First, she needed to figure out what had happened to her sex drive, which had been so strong for so long. She found some health references at the local library, but they weren’t very helpful. Then she tried the Internet. Searching the words “decreased libido,” she found the Sexual Wellness Center. Even though our clinic was 400 miles away, she couldn’t make an appointment soon enough.
After performing a thorough medical evaluation, I (Dr. Goldstein) concluded that Carla’s low libido had resulted from an androgen deficiency. Her free testosterone, measured by an equilibrium dialysis assay, was 0.3 ng/dl; her DHEAS was 77 ng/dl. As she was not taking any medications and had no underlying medical conditions, I suspected that the decline in her hormone levels was age-related.
I prescribed a compounded testosterone-estrogen gel, which Carla began using right away. Within a few weeks, she noticed an improvement. She even dreamed about sex, something she hadn’t done in several years.
When we checked Carla’s free testosterone 2 months into her treatment, it measured 0.7 ng/dl—an increase of more than 100 percent. As Carla lived about 8 hours from the Sexual Wellness Center, her regular gynecologist continued to monitor her free testosterone every 3 months. It stabilized at around 1 ng/dl.

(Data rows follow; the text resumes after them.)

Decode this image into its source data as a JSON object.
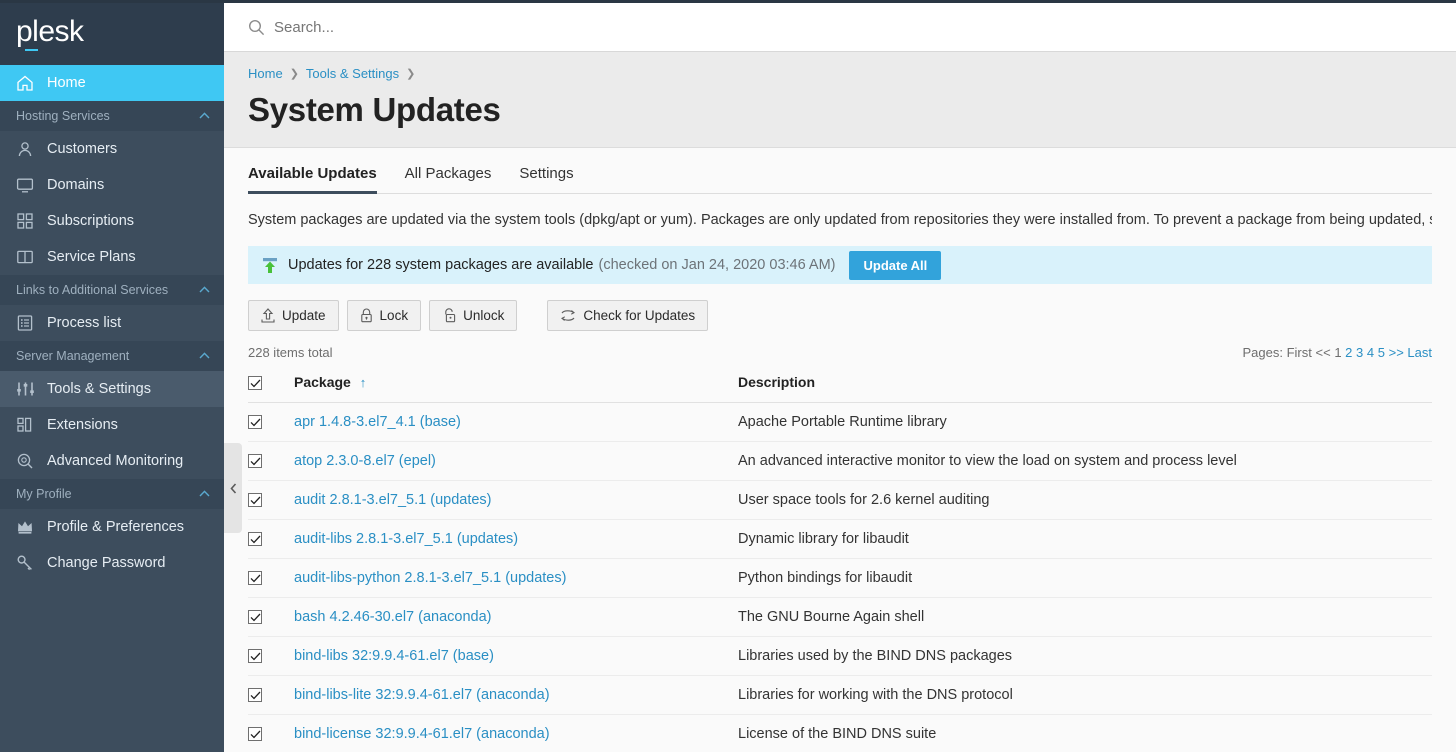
{
  "brand": {
    "name": "plesk"
  },
  "search": {
    "placeholder": "Search...",
    "value": "",
    "icon": "search-icon"
  },
  "breadcrumb": {
    "items": [
      {
        "label": "Home"
      },
      {
        "label": "Tools & Settings"
      }
    ]
  },
  "page": {
    "title": "System Updates"
  },
  "sidebar": {
    "items": [
      {
        "type": "item",
        "label": "Home",
        "icon": "home-icon",
        "state": "active"
      },
      {
        "type": "group",
        "label": "Hosting Services",
        "icon": "chevron-up-icon"
      },
      {
        "type": "item",
        "label": "Customers",
        "icon": "user-icon"
      },
      {
        "type": "item",
        "label": "Domains",
        "icon": "monitor-icon"
      },
      {
        "type": "item",
        "label": "Subscriptions",
        "icon": "grid-icon"
      },
      {
        "type": "item",
        "label": "Service Plans",
        "icon": "book-icon"
      },
      {
        "type": "group",
        "label": "Links to Additional Services",
        "icon": "chevron-up-icon"
      },
      {
        "type": "item",
        "label": "Process list",
        "icon": "list-icon"
      },
      {
        "type": "group",
        "label": "Server Management",
        "icon": "chevron-up-icon"
      },
      {
        "type": "item",
        "label": "Tools & Settings",
        "icon": "sliders-icon",
        "state": "selected"
      },
      {
        "type": "item",
        "label": "Extensions",
        "icon": "blocks-icon"
      },
      {
        "type": "item",
        "label": "Advanced Monitoring",
        "icon": "magnifier-gauge-icon"
      },
      {
        "type": "group",
        "label": "My Profile",
        "icon": "chevron-up-icon"
      },
      {
        "type": "item",
        "label": "Profile & Preferences",
        "icon": "crown-icon"
      },
      {
        "type": "item",
        "label": "Change Password",
        "icon": "key-icon"
      }
    ],
    "collapse_handle": "collapse-sidebar-icon"
  },
  "tabs": [
    {
      "label": "Available Updates",
      "active": true
    },
    {
      "label": "All Packages",
      "active": false
    },
    {
      "label": "Settings",
      "active": false
    }
  ],
  "intro": "System packages are updated via the system tools (dpkg/apt or yum). Packages are only updated from repositories they were installed from. To prevent a package from being updated, se",
  "banner": {
    "icon": "upload-green-icon",
    "message": "Updates for 228 system packages are available",
    "checked": "(checked on Jan 24, 2020 03:46 AM)",
    "button": "Update All",
    "accent": "#32a3db",
    "background": "#d9f2fb"
  },
  "toolbar": {
    "update_label": "Update",
    "update_icon": "upload-box-icon",
    "lock_label": "Lock",
    "lock_icon": "lock-closed-icon",
    "unlock_label": "Unlock",
    "unlock_icon": "lock-open-icon",
    "check_label": "Check for Updates",
    "check_icon": "refresh-icon"
  },
  "list": {
    "total": "228 items total",
    "pager": {
      "label": "Pages:",
      "first": "First",
      "prev": "<<",
      "pages": [
        "1",
        "2",
        "3",
        "4",
        "5"
      ],
      "current": "1",
      "next": ">>",
      "last": "Last"
    },
    "columns": {
      "package": "Package",
      "description": "Description",
      "sort_icon": "sort-ascending-icon"
    },
    "select_all_checked": true,
    "rows": [
      {
        "checked": true,
        "package": "apr 1.4.8-3.el7_4.1 (base)",
        "description": "Apache Portable Runtime library"
      },
      {
        "checked": true,
        "package": "atop 2.3.0-8.el7 (epel)",
        "description": "An advanced interactive monitor to view the load on system and process level"
      },
      {
        "checked": true,
        "package": "audit 2.8.1-3.el7_5.1 (updates)",
        "description": "User space tools for 2.6 kernel auditing"
      },
      {
        "checked": true,
        "package": "audit-libs 2.8.1-3.el7_5.1 (updates)",
        "description": "Dynamic library for libaudit"
      },
      {
        "checked": true,
        "package": "audit-libs-python 2.8.1-3.el7_5.1 (updates)",
        "description": "Python bindings for libaudit"
      },
      {
        "checked": true,
        "package": "bash 4.2.46-30.el7 (anaconda)",
        "description": "The GNU Bourne Again shell"
      },
      {
        "checked": true,
        "package": "bind-libs 32:9.9.4-61.el7 (base)",
        "description": "Libraries used by the BIND DNS packages"
      },
      {
        "checked": true,
        "package": "bind-libs-lite 32:9.9.4-61.el7 (anaconda)",
        "description": "Libraries for working with the DNS protocol"
      },
      {
        "checked": true,
        "package": "bind-license 32:9.9.4-61.el7 (anaconda)",
        "description": "License of the BIND DNS suite"
      }
    ]
  },
  "colors": {
    "sidebar_bg": "#3d4d5d",
    "sidebar_header_bg": "#2e3d4d",
    "accent_cyan": "#3fc8f3",
    "link_blue": "#2a8fc4",
    "page_head_bg": "#ebebeb"
  }
}
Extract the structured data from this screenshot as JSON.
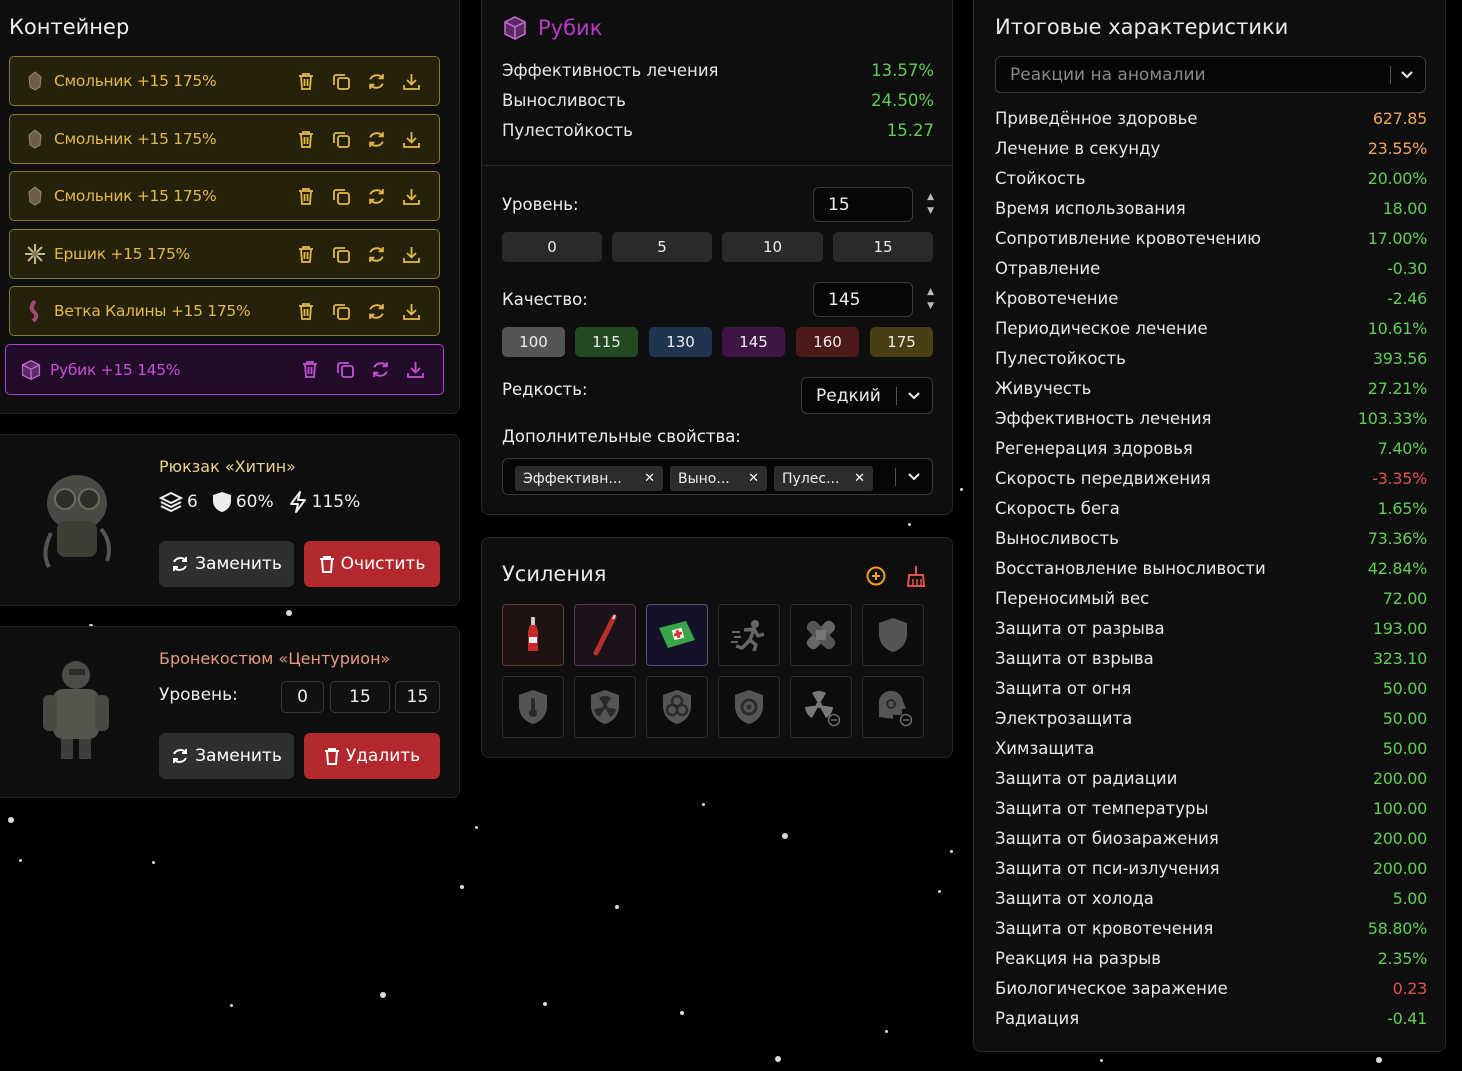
{
  "container": {
    "title": "Контейнер",
    "items": [
      {
        "label": "Смольник +15 175%",
        "icon": "smolnik-artifact-icon",
        "rarity": "gold"
      },
      {
        "label": "Смольник +15 175%",
        "icon": "smolnik-artifact-icon",
        "rarity": "gold"
      },
      {
        "label": "Смольник +15 175%",
        "icon": "smolnik-artifact-icon",
        "rarity": "gold"
      },
      {
        "label": "Ершик +15 175%",
        "icon": "ershik-artifact-icon",
        "rarity": "gold"
      },
      {
        "label": "Ветка Калины +15 175%",
        "icon": "kalina-artifact-icon",
        "rarity": "gold"
      },
      {
        "label": "Рубик +15 145%",
        "icon": "rubik-artifact-icon",
        "rarity": "purple"
      }
    ]
  },
  "backpack": {
    "title": "Рюкзак «Хитин»",
    "slots": "6",
    "protection": "60%",
    "energy": "115%",
    "replace_label": "Заменить",
    "clear_label": "Очистить"
  },
  "armor": {
    "title": "Бронекостюм «Центурион»",
    "level_label": "Уровень:",
    "levels": [
      "0",
      "15",
      "15"
    ],
    "replace_label": "Заменить",
    "delete_label": "Удалить"
  },
  "rubik": {
    "title": "Рубик",
    "props": [
      {
        "name": "Эффективность лечения",
        "value": "13.57%"
      },
      {
        "name": "Выносливость",
        "value": "24.50%"
      },
      {
        "name": "Пулестойкость",
        "value": "15.27"
      }
    ],
    "level_label": "Уровень:",
    "level_value": "15",
    "level_presets": [
      "0",
      "5",
      "10",
      "15"
    ],
    "quality_label": "Качество:",
    "quality_value": "145",
    "quality_presets": [
      {
        "label": "100",
        "color": "#555555"
      },
      {
        "label": "115",
        "color": "#1f4a22"
      },
      {
        "label": "130",
        "color": "#1f3450"
      },
      {
        "label": "145",
        "color": "#3f1545"
      },
      {
        "label": "160",
        "color": "#4d1a1a"
      },
      {
        "label": "175",
        "color": "#4a3f12"
      }
    ],
    "rarity_label": "Редкость:",
    "rarity_value": "Редкий",
    "extra_label": "Дополнительные свойства:",
    "extra_tags": [
      "Эффективн...",
      "Выно...",
      "Пулес..."
    ]
  },
  "boosts": {
    "title": "Усиления",
    "items": [
      {
        "name": "drink-bottle-icon",
        "active": true
      },
      {
        "name": "syringe-icon",
        "active": true
      },
      {
        "name": "medkit-icon",
        "active": true
      },
      {
        "name": "sprint-icon",
        "active": false
      },
      {
        "name": "bandage-icon",
        "active": false
      },
      {
        "name": "shield-icon",
        "active": false
      },
      {
        "name": "thermal-shield-icon",
        "active": false
      },
      {
        "name": "radiation-shield-icon",
        "active": false
      },
      {
        "name": "biohazard-shield-icon",
        "active": false
      },
      {
        "name": "psy-shield-icon",
        "active": false
      },
      {
        "name": "anti-radiation-icon",
        "active": false
      },
      {
        "name": "anti-psy-icon",
        "active": false
      }
    ]
  },
  "totals": {
    "title": "Итоговые характеристики",
    "filter_placeholder": "Реакции на аномалии",
    "stats": [
      {
        "name": "Приведённое здоровье",
        "value": "627.85",
        "color": "#f0a35a"
      },
      {
        "name": "Лечение в секунду",
        "value": "23.55%",
        "color": "#f0a35a"
      },
      {
        "name": "Стойкость",
        "value": "20.00%",
        "color": "#5fce52"
      },
      {
        "name": "Время использования",
        "value": "18.00",
        "color": "#5fce52"
      },
      {
        "name": "Сопротивление кровотечению",
        "value": "17.00%",
        "color": "#5fce52"
      },
      {
        "name": "Отравление",
        "value": "-0.30",
        "color": "#5fce52"
      },
      {
        "name": "Кровотечение",
        "value": "-2.46",
        "color": "#5fce52"
      },
      {
        "name": "Периодическое лечение",
        "value": "10.61%",
        "color": "#5fce52"
      },
      {
        "name": "Пулестойкость",
        "value": "393.56",
        "color": "#5fce52"
      },
      {
        "name": "Живучесть",
        "value": "27.21%",
        "color": "#5fce52"
      },
      {
        "name": "Эффективность лечения",
        "value": "103.33%",
        "color": "#5fce52"
      },
      {
        "name": "Регенерация здоровья",
        "value": "7.40%",
        "color": "#5fce52"
      },
      {
        "name": "Скорость передвижения",
        "value": "-3.35%",
        "color": "#e0524e"
      },
      {
        "name": "Скорость бега",
        "value": "1.65%",
        "color": "#5fce52"
      },
      {
        "name": "Выносливость",
        "value": "73.36%",
        "color": "#5fce52"
      },
      {
        "name": "Восстановление выносливости",
        "value": "42.84%",
        "color": "#5fce52"
      },
      {
        "name": "Переносимый вес",
        "value": "72.00",
        "color": "#5fce52"
      },
      {
        "name": "Защита от разрыва",
        "value": "193.00",
        "color": "#5fce52"
      },
      {
        "name": "Защита от взрыва",
        "value": "323.10",
        "color": "#5fce52"
      },
      {
        "name": "Защита от огня",
        "value": "50.00",
        "color": "#5fce52"
      },
      {
        "name": "Электрозащита",
        "value": "50.00",
        "color": "#5fce52"
      },
      {
        "name": "Химзащита",
        "value": "50.00",
        "color": "#5fce52"
      },
      {
        "name": "Защита от радиации",
        "value": "200.00",
        "color": "#5fce52"
      },
      {
        "name": "Защита от температуры",
        "value": "100.00",
        "color": "#5fce52"
      },
      {
        "name": "Защита от биозаражения",
        "value": "200.00",
        "color": "#5fce52"
      },
      {
        "name": "Защита от пси-излучения",
        "value": "200.00",
        "color": "#5fce52"
      },
      {
        "name": "Защита от холода",
        "value": "5.00",
        "color": "#5fce52"
      },
      {
        "name": "Защита от кровотечения",
        "value": "58.80%",
        "color": "#5fce52"
      },
      {
        "name": "Реакция на разрыв",
        "value": "2.35%",
        "color": "#5fce52"
      },
      {
        "name": "Биологическое заражение",
        "value": "0.23",
        "color": "#e0524e"
      },
      {
        "name": "Радиация",
        "value": "-0.41",
        "color": "#5fce52"
      }
    ]
  }
}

Carla did not experience any adverse effects from the hormone supplementation. Her cholesterol profile and liver function remained healthy. This is exactly what we expected, as her free testosterone was well within the normal range.
A year and a half later, I received an invitation to a book signing for Charles’s latest work. Attached to the invitation was a handwritten note: “Charles took much longer to write this than usual. We had forgotten how much time we used to spend in bed (wink, wink). This was an accommodation he was all too happy to make. Thank you so very much!”